Pratiques populaires, loin des dogmes et de la Raison

 

Quelques exemples de pratiques et de croyances traditionnelles

sainte Claire

 

Michel Natalis (1610-1668), Sainte Claire,
estampe  © Collections artistiques de l'ULg

 

Pour obtenir du beau temps lors d'un mariage ou d'une fête, une coutume répandue dans toute la Belgique veut que l'organisateur offre des œufs « à sainte Claire » ou plus exactement à un monastère de clarisses. La même tradition existe aux Pays-Bas, où l'on offre plutôt des saucissons.

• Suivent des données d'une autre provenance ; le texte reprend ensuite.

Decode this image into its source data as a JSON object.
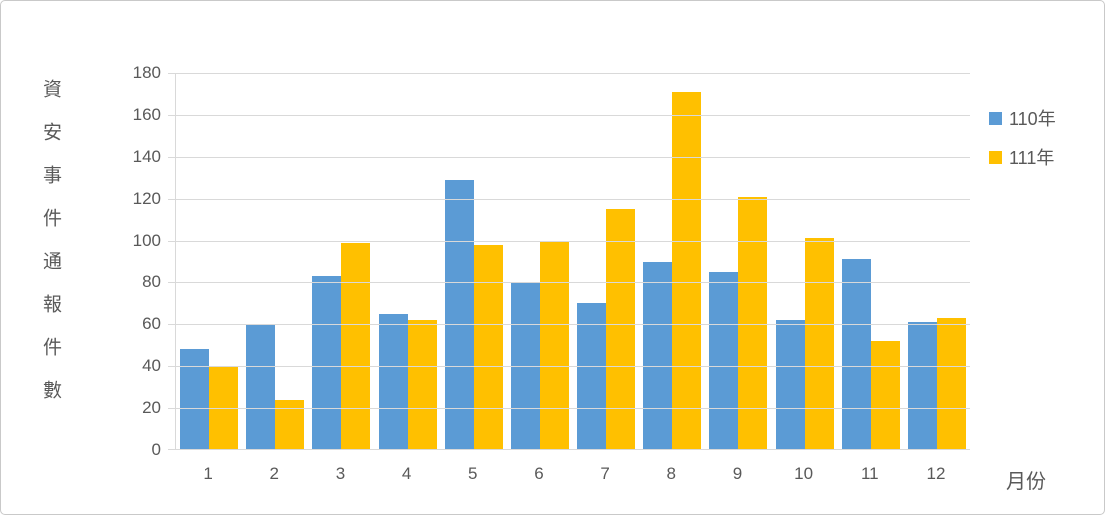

Pour comprendre cette étrange coutume, encore vivace en ce XXIe siècle, il y a lieu sans doute de rapprocher le nom de la sainte et la clarté souhaitée du ciel.

Moins connu, le rôle météorologique de saint Joseph est attesté aussi bien dans le sud de la province de Namur, qu'en région liégeoise. Le principe est simple : celui qui souhaite du beau temps prend une statue du saint – souvent le santon du père de Jésus placé à Noël dans la crèche –, et la place dans le jardin ou dans la gouttière, le temps que dure la manifestation3 ; ainsi, s'il pleut, le saint sera directement sanctionné.

 

ex voto

La menace de sanction dirigée à l'encontre d'un saint peut se traduire par sa « mise en pénitence » : je citerai le cas de saint Antoine de Padoue dont on retourne la statue face au mur jusqu'au retour d'un objet perdu. Pour se prémunir de toute perte, mieux vaut porter sur soi une minuscule représentation du saint, figurine qu'il y a lieu d'injurier si, malgré cela, l'on constate une perte : « Saint Antoine, vieux grigou, vieux filou, rendez-moi ce qui n'est pas à vous ». Précisons que, hormis cette familiarité peu conforme aux prescriptions religieuses, saint Antoine reste un des saints les plus vénérés en Wallonie, notamment en son sanctuaire de Harre (Manhay), qui ressortit à la religion officielle et ne mériterait pas notre attention dans cet article s'il n'était un témoignage notable du besoin inexpugnable qu'éprouvent les pèlerins de concrétiser leurs prières par l'allumage de bougies, le dépôt de fleurs et d'ex-voto, actuellement essentiellement sous forme de photos. (photo  Fr. Lempereur, été 2004)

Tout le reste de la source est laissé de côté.